AN OLD chapel could be brought back into use following a clear-up project to enable a County Durham man to bury his mother next to her late husband.

No one had been buried at St Nicholas’ Church, in Providence Row, Durham, for more than 30 years.

But work to clear up the overgrown church yard started after Alan Pepper, from Carrville, on the outskirts of the city, made an enquiry about burying his mother, Edith, there.

Durham Tees Valley Community Rehabilitation Company (DTV CRC) and Durham County Council started the work last September, following the death of the 102-year-old, to enable her to be buried next to her husband James William Pepper.

Mr Pepper, said: “The participants were absolutely brilliant, I can’t thank them enough. You couldn’t see the path leading up to the church as it was so overgrown but now, they have completely transformed the place.

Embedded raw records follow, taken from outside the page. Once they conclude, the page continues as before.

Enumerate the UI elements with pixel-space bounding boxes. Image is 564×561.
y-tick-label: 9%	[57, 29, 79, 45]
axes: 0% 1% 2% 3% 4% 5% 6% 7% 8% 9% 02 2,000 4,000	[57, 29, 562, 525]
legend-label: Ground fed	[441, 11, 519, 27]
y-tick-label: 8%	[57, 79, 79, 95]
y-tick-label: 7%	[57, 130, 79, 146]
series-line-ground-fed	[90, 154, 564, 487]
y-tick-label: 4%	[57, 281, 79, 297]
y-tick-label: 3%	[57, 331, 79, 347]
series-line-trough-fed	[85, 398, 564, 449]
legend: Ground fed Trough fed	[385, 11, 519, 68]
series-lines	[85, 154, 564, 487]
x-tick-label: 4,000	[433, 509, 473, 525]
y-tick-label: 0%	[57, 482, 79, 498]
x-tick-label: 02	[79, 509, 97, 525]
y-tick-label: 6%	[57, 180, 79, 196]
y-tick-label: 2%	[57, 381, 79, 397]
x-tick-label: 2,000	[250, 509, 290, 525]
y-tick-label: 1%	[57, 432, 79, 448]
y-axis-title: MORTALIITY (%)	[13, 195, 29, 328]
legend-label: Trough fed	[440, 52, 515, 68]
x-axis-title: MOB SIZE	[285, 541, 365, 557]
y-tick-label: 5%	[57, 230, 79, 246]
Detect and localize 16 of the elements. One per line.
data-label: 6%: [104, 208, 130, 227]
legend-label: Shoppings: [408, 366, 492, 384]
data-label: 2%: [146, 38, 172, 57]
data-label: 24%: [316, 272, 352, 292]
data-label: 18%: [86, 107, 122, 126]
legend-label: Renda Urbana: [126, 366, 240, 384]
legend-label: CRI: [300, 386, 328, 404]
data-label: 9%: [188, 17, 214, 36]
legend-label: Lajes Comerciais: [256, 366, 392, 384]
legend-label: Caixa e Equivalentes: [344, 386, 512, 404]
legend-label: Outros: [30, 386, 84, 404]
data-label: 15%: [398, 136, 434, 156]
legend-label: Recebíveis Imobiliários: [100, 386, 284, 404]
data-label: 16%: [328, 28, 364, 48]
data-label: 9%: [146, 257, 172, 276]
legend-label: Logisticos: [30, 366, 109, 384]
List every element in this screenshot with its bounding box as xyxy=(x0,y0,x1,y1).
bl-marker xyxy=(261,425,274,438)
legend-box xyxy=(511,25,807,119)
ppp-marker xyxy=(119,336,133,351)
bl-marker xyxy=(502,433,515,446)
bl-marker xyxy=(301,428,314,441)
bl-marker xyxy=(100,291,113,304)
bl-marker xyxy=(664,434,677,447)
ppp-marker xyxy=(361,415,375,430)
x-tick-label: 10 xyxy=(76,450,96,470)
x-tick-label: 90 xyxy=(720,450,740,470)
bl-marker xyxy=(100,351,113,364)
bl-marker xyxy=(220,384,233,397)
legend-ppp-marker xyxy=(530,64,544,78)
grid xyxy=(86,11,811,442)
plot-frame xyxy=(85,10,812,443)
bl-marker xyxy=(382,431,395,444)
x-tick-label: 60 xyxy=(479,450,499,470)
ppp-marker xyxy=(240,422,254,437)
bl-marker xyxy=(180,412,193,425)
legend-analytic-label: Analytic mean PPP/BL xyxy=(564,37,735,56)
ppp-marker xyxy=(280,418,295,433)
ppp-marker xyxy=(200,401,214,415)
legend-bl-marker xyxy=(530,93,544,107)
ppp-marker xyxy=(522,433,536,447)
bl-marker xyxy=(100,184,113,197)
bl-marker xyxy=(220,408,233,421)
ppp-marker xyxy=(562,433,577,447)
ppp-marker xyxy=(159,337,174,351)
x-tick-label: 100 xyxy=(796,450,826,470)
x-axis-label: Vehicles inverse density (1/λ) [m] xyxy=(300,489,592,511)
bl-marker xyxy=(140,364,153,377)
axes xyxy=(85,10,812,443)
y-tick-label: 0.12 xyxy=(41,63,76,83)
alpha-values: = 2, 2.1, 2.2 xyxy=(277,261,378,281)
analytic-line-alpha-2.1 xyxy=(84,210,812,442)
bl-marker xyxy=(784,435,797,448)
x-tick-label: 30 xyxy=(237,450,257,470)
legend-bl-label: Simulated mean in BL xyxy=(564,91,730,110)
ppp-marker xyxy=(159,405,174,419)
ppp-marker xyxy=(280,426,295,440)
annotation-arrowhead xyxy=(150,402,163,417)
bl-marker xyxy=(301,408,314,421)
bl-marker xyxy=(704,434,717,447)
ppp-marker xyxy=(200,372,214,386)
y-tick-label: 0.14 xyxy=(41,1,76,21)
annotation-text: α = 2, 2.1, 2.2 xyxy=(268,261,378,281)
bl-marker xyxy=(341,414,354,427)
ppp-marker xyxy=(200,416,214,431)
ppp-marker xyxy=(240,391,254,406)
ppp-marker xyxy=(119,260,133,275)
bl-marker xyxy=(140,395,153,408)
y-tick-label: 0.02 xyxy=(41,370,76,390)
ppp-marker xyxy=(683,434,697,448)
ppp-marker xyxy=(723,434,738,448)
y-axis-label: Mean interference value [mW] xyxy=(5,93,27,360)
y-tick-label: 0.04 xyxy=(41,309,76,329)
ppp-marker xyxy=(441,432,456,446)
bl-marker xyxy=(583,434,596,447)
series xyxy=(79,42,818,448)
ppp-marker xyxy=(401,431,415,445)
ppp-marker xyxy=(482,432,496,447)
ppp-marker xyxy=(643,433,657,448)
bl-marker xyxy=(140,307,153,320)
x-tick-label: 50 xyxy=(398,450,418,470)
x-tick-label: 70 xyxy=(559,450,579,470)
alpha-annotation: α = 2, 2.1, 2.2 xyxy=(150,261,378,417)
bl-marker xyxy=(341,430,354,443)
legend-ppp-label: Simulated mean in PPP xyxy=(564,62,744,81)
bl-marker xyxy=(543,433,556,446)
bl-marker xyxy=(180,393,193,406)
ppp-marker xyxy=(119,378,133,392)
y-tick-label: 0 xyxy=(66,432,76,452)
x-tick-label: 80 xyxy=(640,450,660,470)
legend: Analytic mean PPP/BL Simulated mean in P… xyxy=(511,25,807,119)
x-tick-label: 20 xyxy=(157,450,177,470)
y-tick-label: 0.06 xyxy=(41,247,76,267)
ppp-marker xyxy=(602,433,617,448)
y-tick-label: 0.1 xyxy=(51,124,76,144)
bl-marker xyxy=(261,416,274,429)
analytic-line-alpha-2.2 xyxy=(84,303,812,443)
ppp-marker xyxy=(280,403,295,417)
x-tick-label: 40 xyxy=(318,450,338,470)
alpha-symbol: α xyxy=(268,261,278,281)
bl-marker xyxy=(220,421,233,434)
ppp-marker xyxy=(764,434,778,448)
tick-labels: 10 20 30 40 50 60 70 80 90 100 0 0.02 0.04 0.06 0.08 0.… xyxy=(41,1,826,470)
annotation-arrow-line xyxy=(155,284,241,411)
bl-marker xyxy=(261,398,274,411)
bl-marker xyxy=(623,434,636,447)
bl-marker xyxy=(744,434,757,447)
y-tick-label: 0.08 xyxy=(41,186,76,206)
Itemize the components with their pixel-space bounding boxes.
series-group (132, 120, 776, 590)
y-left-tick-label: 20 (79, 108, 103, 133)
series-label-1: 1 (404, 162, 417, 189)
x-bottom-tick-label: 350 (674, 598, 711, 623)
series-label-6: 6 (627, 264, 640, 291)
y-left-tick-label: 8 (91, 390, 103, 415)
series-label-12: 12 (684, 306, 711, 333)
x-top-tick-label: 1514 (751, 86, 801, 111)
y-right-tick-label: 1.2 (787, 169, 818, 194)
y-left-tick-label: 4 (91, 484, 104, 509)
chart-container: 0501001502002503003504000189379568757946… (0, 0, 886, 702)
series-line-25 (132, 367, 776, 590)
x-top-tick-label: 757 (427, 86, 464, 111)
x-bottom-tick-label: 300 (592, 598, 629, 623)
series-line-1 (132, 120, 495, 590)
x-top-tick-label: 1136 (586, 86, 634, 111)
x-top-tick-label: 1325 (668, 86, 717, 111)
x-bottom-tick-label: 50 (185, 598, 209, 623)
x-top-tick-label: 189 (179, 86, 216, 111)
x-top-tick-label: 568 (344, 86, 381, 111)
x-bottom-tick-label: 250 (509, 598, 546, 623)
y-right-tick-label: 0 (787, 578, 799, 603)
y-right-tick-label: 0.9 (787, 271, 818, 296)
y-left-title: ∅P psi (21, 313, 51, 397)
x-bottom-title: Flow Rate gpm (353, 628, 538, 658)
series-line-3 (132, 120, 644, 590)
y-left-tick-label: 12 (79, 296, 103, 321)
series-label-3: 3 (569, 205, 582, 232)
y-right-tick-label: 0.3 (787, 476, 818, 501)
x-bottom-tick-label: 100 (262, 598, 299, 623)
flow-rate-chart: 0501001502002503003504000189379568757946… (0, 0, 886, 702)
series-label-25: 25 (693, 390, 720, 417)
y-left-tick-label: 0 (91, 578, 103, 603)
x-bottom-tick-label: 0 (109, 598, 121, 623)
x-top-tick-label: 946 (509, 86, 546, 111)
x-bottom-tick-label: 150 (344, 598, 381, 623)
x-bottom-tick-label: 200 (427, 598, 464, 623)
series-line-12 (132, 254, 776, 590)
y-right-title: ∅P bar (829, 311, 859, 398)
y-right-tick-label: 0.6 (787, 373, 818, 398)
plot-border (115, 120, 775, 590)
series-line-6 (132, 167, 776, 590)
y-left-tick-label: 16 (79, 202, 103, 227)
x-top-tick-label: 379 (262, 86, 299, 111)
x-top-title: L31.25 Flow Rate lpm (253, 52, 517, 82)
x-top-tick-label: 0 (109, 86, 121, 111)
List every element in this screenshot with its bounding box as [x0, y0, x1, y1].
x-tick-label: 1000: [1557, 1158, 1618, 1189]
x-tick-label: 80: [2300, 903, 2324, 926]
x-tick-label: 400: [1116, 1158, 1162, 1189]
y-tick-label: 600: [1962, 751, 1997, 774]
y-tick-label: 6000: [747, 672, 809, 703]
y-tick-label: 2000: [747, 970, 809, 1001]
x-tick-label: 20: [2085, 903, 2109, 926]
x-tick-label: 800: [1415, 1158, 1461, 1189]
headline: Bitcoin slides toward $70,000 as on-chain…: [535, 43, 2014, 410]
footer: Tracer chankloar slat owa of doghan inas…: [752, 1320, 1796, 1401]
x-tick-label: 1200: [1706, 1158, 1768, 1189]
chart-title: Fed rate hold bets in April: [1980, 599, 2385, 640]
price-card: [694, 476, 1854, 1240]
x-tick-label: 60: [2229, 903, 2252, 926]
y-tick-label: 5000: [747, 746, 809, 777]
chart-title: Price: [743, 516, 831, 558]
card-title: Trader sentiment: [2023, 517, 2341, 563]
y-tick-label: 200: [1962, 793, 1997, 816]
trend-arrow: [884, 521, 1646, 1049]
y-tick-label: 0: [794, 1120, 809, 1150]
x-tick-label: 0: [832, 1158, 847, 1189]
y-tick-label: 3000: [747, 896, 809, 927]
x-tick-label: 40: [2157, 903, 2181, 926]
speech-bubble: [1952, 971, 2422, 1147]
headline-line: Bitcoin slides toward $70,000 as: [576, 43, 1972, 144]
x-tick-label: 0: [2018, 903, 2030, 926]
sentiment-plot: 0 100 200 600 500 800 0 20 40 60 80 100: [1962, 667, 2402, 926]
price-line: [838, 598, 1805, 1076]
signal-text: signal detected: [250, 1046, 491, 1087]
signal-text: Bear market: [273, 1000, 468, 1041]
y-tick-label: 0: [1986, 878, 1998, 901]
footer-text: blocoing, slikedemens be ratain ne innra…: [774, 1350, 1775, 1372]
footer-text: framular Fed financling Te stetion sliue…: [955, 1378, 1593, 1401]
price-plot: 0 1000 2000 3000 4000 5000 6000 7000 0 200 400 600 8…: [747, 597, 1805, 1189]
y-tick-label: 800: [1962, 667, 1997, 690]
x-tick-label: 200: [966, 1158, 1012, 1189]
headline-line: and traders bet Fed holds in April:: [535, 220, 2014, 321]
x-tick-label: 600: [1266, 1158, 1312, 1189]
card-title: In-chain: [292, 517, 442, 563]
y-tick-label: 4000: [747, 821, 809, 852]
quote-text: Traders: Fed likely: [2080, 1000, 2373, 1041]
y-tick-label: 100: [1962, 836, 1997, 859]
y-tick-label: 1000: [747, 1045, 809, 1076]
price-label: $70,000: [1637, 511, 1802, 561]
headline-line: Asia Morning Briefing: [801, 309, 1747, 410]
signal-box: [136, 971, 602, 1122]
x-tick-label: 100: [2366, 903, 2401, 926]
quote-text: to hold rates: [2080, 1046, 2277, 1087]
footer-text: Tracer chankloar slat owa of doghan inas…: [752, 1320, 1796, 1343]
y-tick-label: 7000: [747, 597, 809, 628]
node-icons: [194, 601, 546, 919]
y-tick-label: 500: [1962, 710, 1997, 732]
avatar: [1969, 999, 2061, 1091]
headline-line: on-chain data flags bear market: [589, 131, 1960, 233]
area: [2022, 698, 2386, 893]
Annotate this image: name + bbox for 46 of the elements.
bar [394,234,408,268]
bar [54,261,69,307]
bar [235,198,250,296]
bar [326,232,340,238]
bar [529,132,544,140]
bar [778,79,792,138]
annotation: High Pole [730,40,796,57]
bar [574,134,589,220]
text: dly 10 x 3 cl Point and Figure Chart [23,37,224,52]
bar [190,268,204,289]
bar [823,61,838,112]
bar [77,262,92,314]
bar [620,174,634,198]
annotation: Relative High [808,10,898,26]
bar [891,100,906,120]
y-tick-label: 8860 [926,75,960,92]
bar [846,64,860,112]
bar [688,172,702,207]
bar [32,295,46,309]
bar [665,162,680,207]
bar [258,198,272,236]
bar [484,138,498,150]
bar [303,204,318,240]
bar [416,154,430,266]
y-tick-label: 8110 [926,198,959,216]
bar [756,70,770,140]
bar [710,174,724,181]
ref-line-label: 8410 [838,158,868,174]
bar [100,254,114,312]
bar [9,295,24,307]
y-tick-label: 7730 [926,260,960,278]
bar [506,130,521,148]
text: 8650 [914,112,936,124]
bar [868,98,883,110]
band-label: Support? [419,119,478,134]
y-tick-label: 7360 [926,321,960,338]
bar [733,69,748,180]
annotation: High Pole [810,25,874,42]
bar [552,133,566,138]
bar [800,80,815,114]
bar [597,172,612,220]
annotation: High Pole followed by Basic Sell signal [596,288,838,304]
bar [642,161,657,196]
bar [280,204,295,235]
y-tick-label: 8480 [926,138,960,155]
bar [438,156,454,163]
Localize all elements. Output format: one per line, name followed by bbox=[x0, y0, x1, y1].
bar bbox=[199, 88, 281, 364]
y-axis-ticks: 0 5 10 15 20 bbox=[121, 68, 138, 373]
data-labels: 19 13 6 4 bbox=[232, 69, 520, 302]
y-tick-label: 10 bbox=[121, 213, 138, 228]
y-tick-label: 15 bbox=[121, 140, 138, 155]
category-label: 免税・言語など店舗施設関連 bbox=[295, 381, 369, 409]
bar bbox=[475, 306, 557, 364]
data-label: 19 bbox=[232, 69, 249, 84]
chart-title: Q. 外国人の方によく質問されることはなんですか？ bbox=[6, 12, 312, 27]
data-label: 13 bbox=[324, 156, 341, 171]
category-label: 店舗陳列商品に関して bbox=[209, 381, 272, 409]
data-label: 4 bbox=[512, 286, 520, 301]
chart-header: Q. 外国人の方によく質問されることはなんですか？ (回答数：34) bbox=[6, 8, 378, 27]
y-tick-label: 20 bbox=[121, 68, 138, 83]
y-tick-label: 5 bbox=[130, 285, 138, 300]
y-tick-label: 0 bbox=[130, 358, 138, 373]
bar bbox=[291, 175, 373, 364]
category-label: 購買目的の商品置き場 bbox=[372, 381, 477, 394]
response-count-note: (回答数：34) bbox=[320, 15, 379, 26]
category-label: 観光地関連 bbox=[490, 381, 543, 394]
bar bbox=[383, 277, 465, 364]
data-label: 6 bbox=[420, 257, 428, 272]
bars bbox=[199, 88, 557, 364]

“On behalf of myself and the family, we appreciate the work DTV CRC and the council have done to enable my mother’s burial to take place.”

Since the funeral in September, work has continued to clear the area and is ongoing to keep it tidy.

The Greek Orthodox Church is now hoping to take over the church and is trying to raise £160,000 to bring the building back into a usable condition.

Panos Korovessis, from the Greek Orthodox church in Newcastle, said: “This lovely building was left to ruin and disused so we made enquiries to acquire it, pay for its restoration and use it as our Orthodox Christian chapel.

“We’re hoping to raise £160,000 to pay towards these costs and are working alongside Durham County Council’s planning department. DTV CRC has done a magnificent job by clearing the whole park and making it accessible again.”

A team of 145 offenders, who had to carry out unpaid community work as part of their sentences, were involved, spending 1,250 hours over 36 days to clear away shrub areas, self-seeded trees and brambles.

Martin Briscoe from Durham County Council, said: “DTV and the unpaid work team has done a fantastic job. We’ve formed a really good relationship and worked with them for a number of years on smaller projects, but this is by far the biggest project we’ve delivered together. A lot has been achieved in a short space of time and demonstrates what can be gained by working in partnership.”

Ken Hounam, unpaid work manager at DTV CRC, said: “When Mr Pepper contacted us and told us about his mother’s wish to be buried at the cemetery, we immediately contacted the council and arranged for a team of participants to attend the site.

“It was a huge effort from the team, working in partnership with Durham County Council but we are very proud that our efforts have been recognised.”

Unpaid work provides a structured programme and route for men and women to re-pay the community for the crimes they have committed and works in partnership with local authorities, community groups, charities and sports clubs.

Members of the public can recommend other projects via the DTV CRC website.